For the sake of argument, let’s concede that there is some consistent, tangible benefit to opposite sexed adoptive parents. A slight edge. Despite that, I would think only the most hardened homophobe would argue that no home is better than a gay home. In other words, gays can be “qualified” as good (i.e. better than an orphanage) adoptive parents (or put conversely, homosexuality does not disqualify one from being a good adoptive parent). So, it would seem any edge would only be relevant where there are too many, otherwise-qualified, potential adoptive parents.

For what groups of children is this already the case (without gay potential adoptive parents) and how do we presently discriminate among candidates for these sought after children (there must be other “edges,” like money, education, etc.)?

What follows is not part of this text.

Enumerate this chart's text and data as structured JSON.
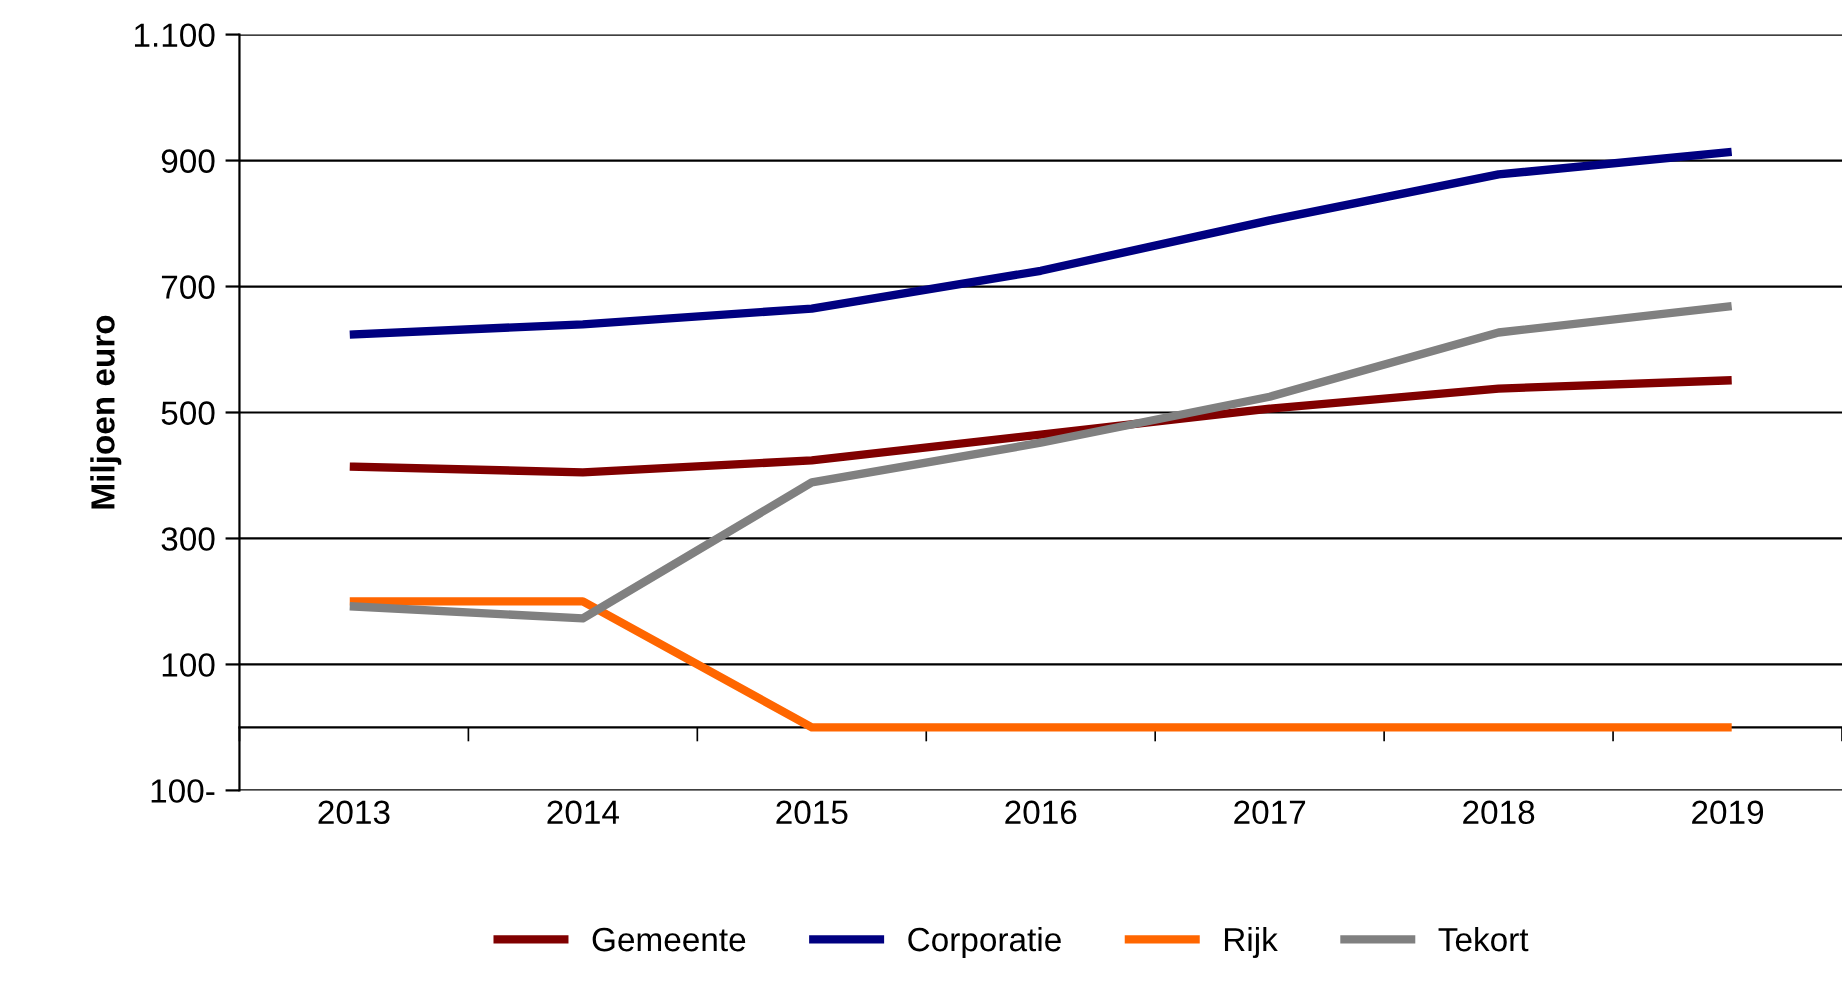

If there is one baby and two sets of parents, does the set that earns $250k/ year edge out the set that earns $150/yr)? If not, then why treat this edge any differently?

Either you’re qualified to be an adoptive parent, or your not.*** To do otherwise suggests, based on the above, that there are two standards – one for white children and one for everyone else.

For the record: I am a high-income,**** straight, white, childless-but-trying, married male in by mid-30’s. In other words, I’m just the sort of dude who would stand to benefit from a discriminatory adoption policy, should my seed find no purchase.

  • I’ve never verified, so I welcome information.
    ** I realize this might not be the case, e.g., Maybe more blacks explore adoption or maybe Hispanics are more inclined to base their adoption decision on race. I don’t know and again would welcome information. My guess I thought hat there are more white potential adoptive parents and race is often a adoption consideration.

I wish that every person considering abortion would have the child and give it to a gay or lesbian couple.:smiley:

That would certainly put a spoke in the wheels of most anti-abortion people.

ETA: My siblings and I were raised by a married couple who abused us in every way possible. My sister the lesbian raised four daughters in her late partner and they all turned out fine, and is busy raising four more with her current partner.

Tell me who had the better parents.

That’s because some people don’t have the guts to admit that social change requires a price.

Little Rock Nine

Tell me how is it any different from the kids above? Acid thrown in their eyes, told not to fight back, an armed escort for what? Fucking math class? Kids are inevitably caught up in the whirlwind of social change.

The people who disagree with me simply think, I suspect, that social equality doesn’t require such harsh measures anymore, and we should spare the kids at every turn. Sorry, but in a broad civil rights context, gays have just as much of a hill to climb as blacks and minorities did. That is why I have no problems with purposefully giving adopted kids to gay couples. I believe gays can be great parents, just like straight people. But social pressures conspire to keep them down, telling them to wait their turn.

If we don’t give kids to gays to prove they can turn out right, how do you convince the homophobes? Gay kids may grow up with abnormal (by society’s standards) parents, but that is all the more convincing when most of them turn out to be perfectly fine.

I’m willing to just accept that most of you suddenly forgot about forced integration, making kids take part in protests, student sit-ins, and the stuff that happened to kids during the 50’s and 60’s. But it’s comparable to the gay rights movement now and completely a worthy goal for kids to be a part of.